Fica claro e irrecusável, portanto, o grande relevo dado ao comportamento ético e probo de todos os integrantes do corpo social, os quais continuam com a indispensável liberdade para cuidar e perseguir seus legítimos interesses, só não podendo buscá-los sem considerações para com o próximo, mormente em relação ao mais fraco, é dizer:

“Se por um lado a eticidade convoca os atores sociais para a luta em nome da lealdade, da probidade e da honestidade, por outro, a socialidade busca evitar que o mais forte –apenas por ser mais forte- faça prevalecer os seus interesses sobre os do mais fraco. A eticidade diz: seja leal; a socialidade diz: seja justo. São valores complementares na formação de um novo paradigma jurídico” (5).

Especificamente quanto ao princípio da socialidade, pela clareza e consistência da exposição, de reproduzir a posição de Fernando Costa Azevedo (6): “Pelo princípio da socialidade, busca-se conciliar as dimensões individual (ser humano enquanto indivíduo em si mesmo) e política (ser humano como cidadão, isto é, como ser social, relacional, condicionado pelo ambiente em que vive) da pessoa humana. Ou seja: busca-se um afastamento das concepções radicais de um coletivismo que anule a pessoa humana e de um individualismo que não leve em conta a necessidade da pessoa respeitar certos bens e valores coletivos”.

 Irrecusavelmente, esse novo paradigma para o direito civil como um todo, repercute nas relações contratuais.

Fique claro que não se está aqui afirmando que os fins sempre visados com a celebração de algum contrato não contam mais, longe disso, pois continuam contando e muito, o contrato continua a ser privilegiada fonte de circulação de riquezas, e tem a função de atender aos interesses das partes; apenas observo que, para atingir esses escopos, não podem os interessados ignorar os interesses de outros, da sociedade, porquanto, como dilucida Rafael Wainstein Zinn (7):


“Atualmente, os pactos continuam a servir de instrumento para a circulação de riquezas, mas já não podem simplesmente atender a interesses meramente individuais; devem estar de acordo com os interesses sociais, da coletividade”

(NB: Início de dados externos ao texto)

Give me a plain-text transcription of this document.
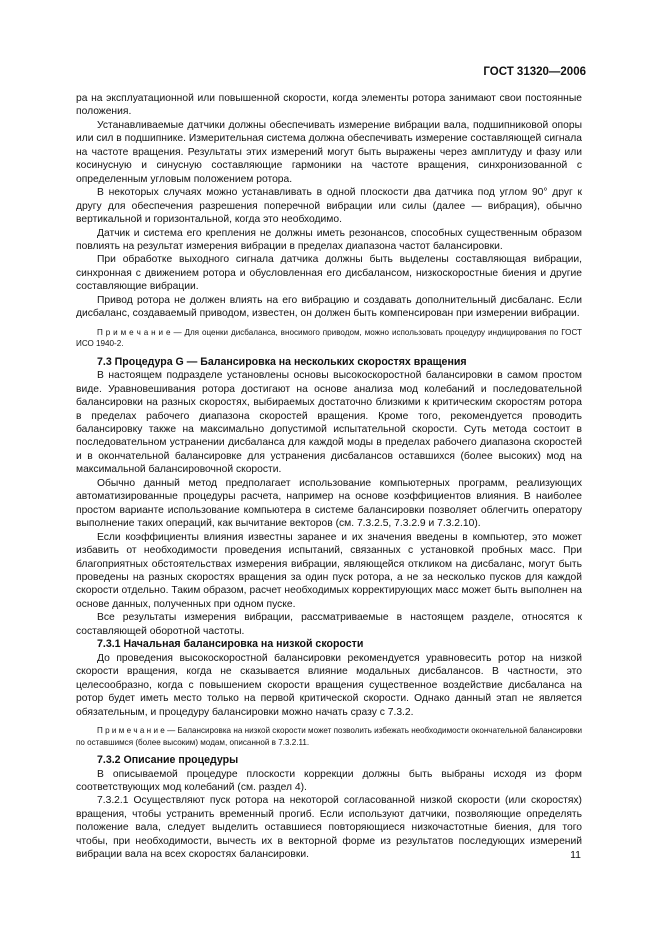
ГОСТ 31320—2006

ра на эксплуатационной или повышенной скорости, когда элементы ротора занимают свои постоянные положения.

Устанавливаемые датчики должны обеспечивать измерение вибрации вала, подшипниковой опоры или сил в подшипнике. Измерительная система должна обеспечивать измерение составляющей сигнала на частоте вращения. Результаты этих измерений могут быть выражены через амплитуду и фазу или косинусную и синусную составляющие гармоники на частоте вращения, синхронизованной с определенным угловым положением ротора.

В некоторых случаях можно устанавливать в одной плоскости два датчика под углом 90° друг к другу для обеспечения разрешения поперечной вибрации или силы (далее — вибрация), обычно вертикальной и горизонтальной, когда это необходимо.

Датчик и система его крепления не должны иметь резонансов, способных существенным образом повлиять на результат измерения вибрации в пределах диапазона частот балансировки.

При обработке выходного сигнала датчика должны быть выделены составляющая вибрации, синхронная с движением ротора и обусловленная его дисбалансом, низкоскоростные биения и другие составляющие вибрации.

Привод ротора не должен влиять на его вибрацию и создавать дополнительный дисбаланс. Если дисбаланс, создаваемый приводом, известен, он должен быть компенсирован при измерении вибрации.

П р и м е ч а н и е — Для оценки дисбаланса, вносимого приводом, можно использовать процедуру индицирования по ГОСТ ИСО 1940-2.

7.3 Процедура G — Балансировка на нескольких скоростях вращения

В настоящем подразделе установлены основы высокоскоростной балансировки в самом простом виде. Уравновешивания ротора достигают на основе анализа мод колебаний и последовательной балансировки на разных скоростях, выбираемых достаточно близкими к критическим скоростям ротора в пределах рабочего диапазона скоростей вращения. Кроме того, рекомендуется проводить балансировку также на максимально допустимой испытательной скорости. Суть метода состоит в последовательном устранении дисбаланса для каждой моды в пределах рабочего диапазона скоростей и в окончательной балансировке для устранения дисбалансов оставшихся (более высоких) мод на максимальной балансировочной скорости.

Обычно данный метод предполагает использование компьютерных программ, реализующих автоматизированные процедуры расчета, например на основе коэффициентов влияния. В наиболее простом варианте использование компьютера в системе балансировки позволяет облегчить оператору выполнение таких операций, как вычитание векторов (см. 7.3.2.5, 7.3.2.9 и 7.3.2.10).

Если коэффициенты влияния известны заранее и их значения введены в компьютер, это может избавить от необходимости проведения испытаний, связанных с установкой пробных масс. При благоприятных обстоятельствах измерения вибрации, являющейся откликом на дисбаланс, могут быть проведены на разных скоростях вращения за один пуск ротора, а не за несколько пусков для каждой скорости отдельно. Таким образом, расчет необходимых корректирующих масс может быть выполнен на основе данных, полученных при одном пуске.

Все результаты измерения вибрации, рассматриваемые в настоящем разделе, относятся к составляющей оборотной частоты.

7.3.1 Начальная балансировка на низкой скорости

До проведения высокоскоростной балансировки рекомендуется уравновесить ротор на низкой скорости вращения, когда не сказывается влияние модальных дисбалансов. В частности, это целесообразно, когда с повышением скорости вращения существенное воздействие дисбаланса на ротор будет иметь место только на первой критической скорости. Однако данный этап не является обязательным, и процедуру балансировки можно начать сразу с 7.3.2.

П р и м е ч а н и е — Балансировка на низкой скорости может позволить избежать необходимости окончательной балансировки по оставшимся (более высоким) модам, описанной в 7.3.2.11.

7.3.2 Описание процедуры

В описываемой процедуре плоскости коррекции должны быть выбраны исходя из форм соответствующих мод колебаний (см. раздел 4).

7.3.2.1 Осуществляют пуск ротора на некоторой согласованной низкой скорости (или скоростях) вращения, чтобы устранить временный прогиб. Если используют датчики, позволяющие определять положение вала, следует выделить оставшиеся повторяющиеся низкочастотные биения, для того чтобы, при необходимости, вычесть их в векторной форме из результатов последующих измерений вибрации вала на всех скоростях балансировки.	11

Curioso notar o quanto é difícil a certos segmentos da sociedade, habituados com a busca pelo ter, sem qualquer consideração com o ser, a se limitar a lutar pelos seus interesses (aqui relevam os legítimos, não é demais repetir), sem afogar os interesses do outro, que com eles contratam, antes, reconhecendo-os ou, como superiormente dito pela pena de Lauro Augusto Moreira Maia, verbis: “O comportamento dos negociantes deixa de ser ‘a tentativa de ganhar mais’ para ser a busca pelo ‘ganhar sem aniquilar o outro e reconhecendo no outro todos esses valores” (8); logicamente, não podem os dois contratantes se juntar para aniquilar e/ou não reconhecer, ignorando-os, os direitos de um terceiro, no que nos importa de momento, um trabalhador, cujo trabalho beneficia-os.

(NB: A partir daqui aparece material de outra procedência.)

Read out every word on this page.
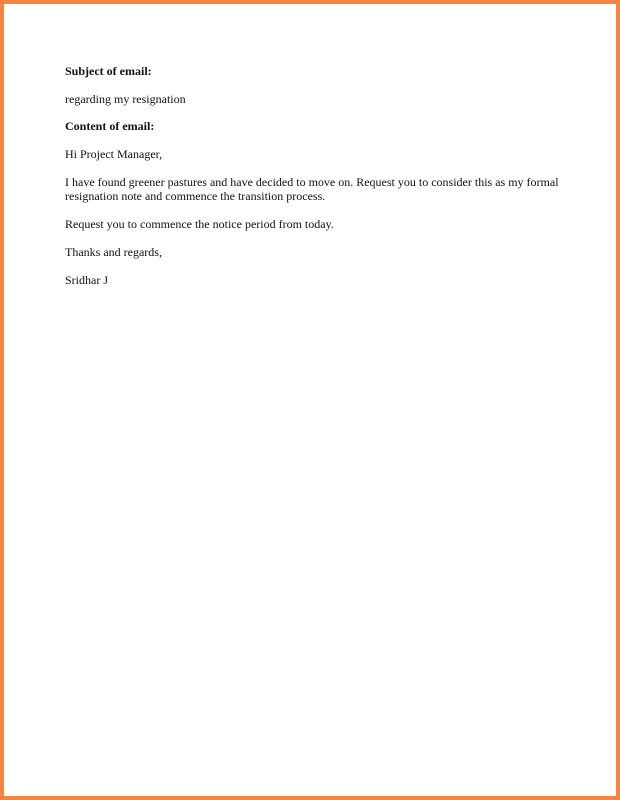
Subject of email:

regarding my resignation

Content of email:

Hi Project Manager,

I have found greener pastures and have decided to move on. Request you to consider this as my formal
resignation note and commence the transition process.

Request you to commence the notice period from today.

Thanks and regards,

Sridhar J
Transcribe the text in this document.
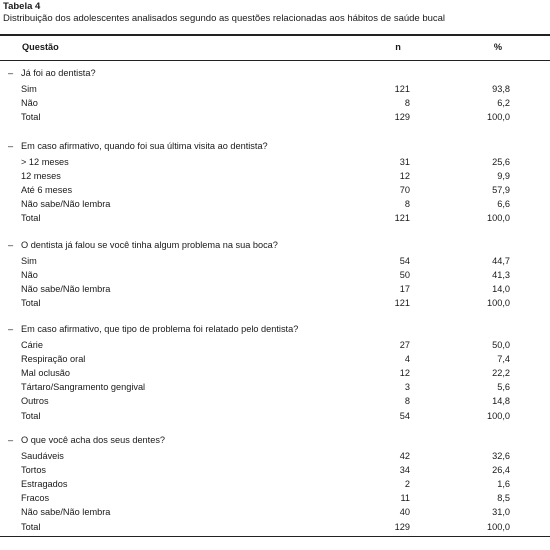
Tabela 4
Distribuição dos adolescentes analisados segundo as questões relacionadas aos hábitos de saúde bucal
Questão	n	%
– Já foi ao dentista?
Sim	121	93,8
Não	8	6,2
Total	129	100,0
– Em caso afirmativo, quando foi sua última visita ao dentista?
> 12 meses	31	25,6
12 meses	12	9,9
Até 6 meses	70	57,9
Não sabe/Não lembra	8	6,6
Total	121	100,0
– O dentista já falou se você tinha algum problema na sua boca?
Sim	54	44,7
Não	50	41,3
Não sabe/Não lembra	17	14,0
Total	121	100,0
– Em caso afirmativo, que tipo de problema foi relatado pelo dentista?
Cárie	27	50,0
Respiração oral	4	7,4
Mal oclusão	12	22,2
Tártaro/Sangramento gengival	3	5,6
Outros	8	14,8
Total	54	100,0
– O que você acha dos seus dentes?
Saudáveis	42	32,6
Tortos	34	26,4
Estragados	2	1,6
Fracos	11	8,5
Não sabe/Não lembra	40	31,0
Total	129	100,0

E assim há mesmo de ser, já que a rede de ligações entre as pessoas no mundo contemporâneo, faz com que o ato praticado por uma repercuta na esfera de outra (s), o que não pode ser desconsiderado, lembrando que “O Direito contemporâneo não descura do fato de que os contratos não afetam apenas as partes imediatamente a eles vinculados. Como em um dominó, em que a queda de uma peça implica a da seguinte, o contrato irradia seus efeitos (benéficos ou maléficos) por onde quer que seja celebrado. Econômicos, jurídicos ou sociais, os efeitos devem ser sopesados quando da celebração e revisão dos contratos” (9).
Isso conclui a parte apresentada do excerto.